I’ve been known to be…overenthusiastic…about proper grammar. However, I have been loosening the laces on my jackboots, of late, as my definition of “proper” English usage evolves. A recent opinion piece in the NY Times, however, has shifted my perspective even more.
The example in that piece that really spoke to me was the 19th century difference between “first two” and “two first,” when speaking of people in a queue. Today, we wouldn’t blink twice at anyone who used either one or the other to signify the two people at the front of the line. Back in Edith Wharton’s day, though, the “two first” people meant the two people at the front of a line, while the “first two” people meant the first couple in a line of couples.

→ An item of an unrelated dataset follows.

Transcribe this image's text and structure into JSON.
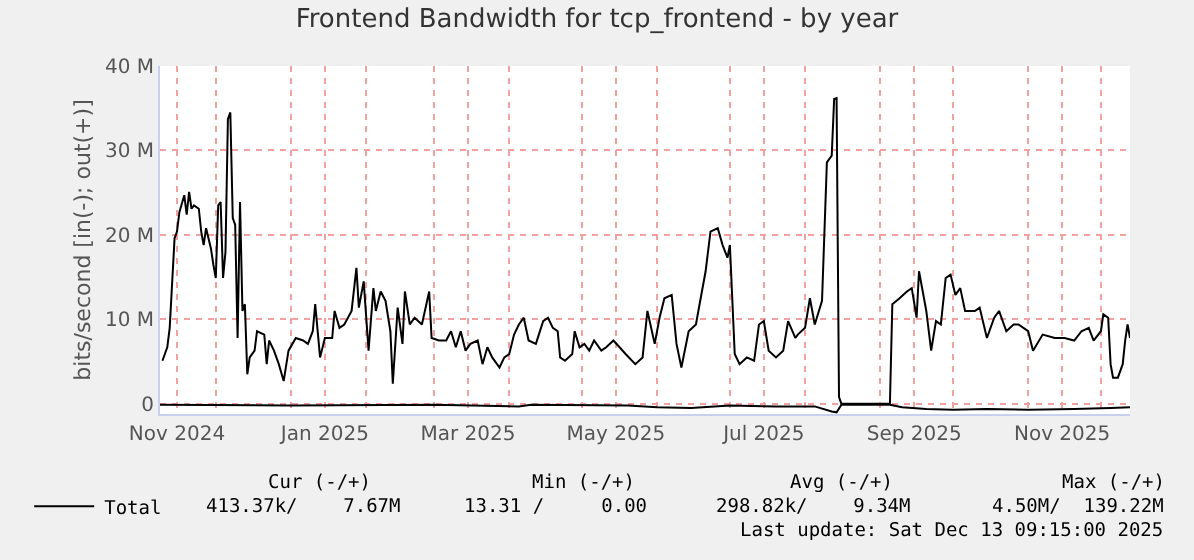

What started this evolution of attitude? Without a doubt, it was Shakespeare. For years I struggled with the “rule” to never end a sentence with a preposition, and so my was peppered with convoluted sentence syntax where the “which” in the center got me out of a prepositional-ending jam. Necessarily, I sometimes came out with sentences almost as bad as the anecdotal Churchill line: “That, madam, is something up with which I shall not put!”
But if Shakespeare–my all-time favorite writer–if Shakespeare didn’t have a qualm about ending a clause with a preposition (“..the thousand natural shocks that flesh is heir to…”), who the hell am I to quibble? And while Edith Wharton–whose work I truly admire–did quibble over “first two” and “two first,” what about Austen, Thackeray, and a host of others I also adore who used language that today would be considered downright wrong?
Language evolves. We’ve been “verbing nouns” and changing the meaning of words ever since we learned to speak. Do you know the difference between a present and a gift? There is a difference, and I know what that difference is, but in this day of the “free gift” (a redundancy if ever there was one), should I ding someone if they use the wrong one?
I will hold tight to certain tenets of my Grammarian Faith–the simple truth of correct spelling and apostrophe use; my adherence to the Oxford comma; my belief that almost any sentence ending in “at” doesn’t need that word; and the simple, common-sense rule that if your writing is unclear or can be misconstrued, it’s improper–but I really need to chill when it comes to a lot of other cringe-worthy uses.
The language is changing around us. No stopping it.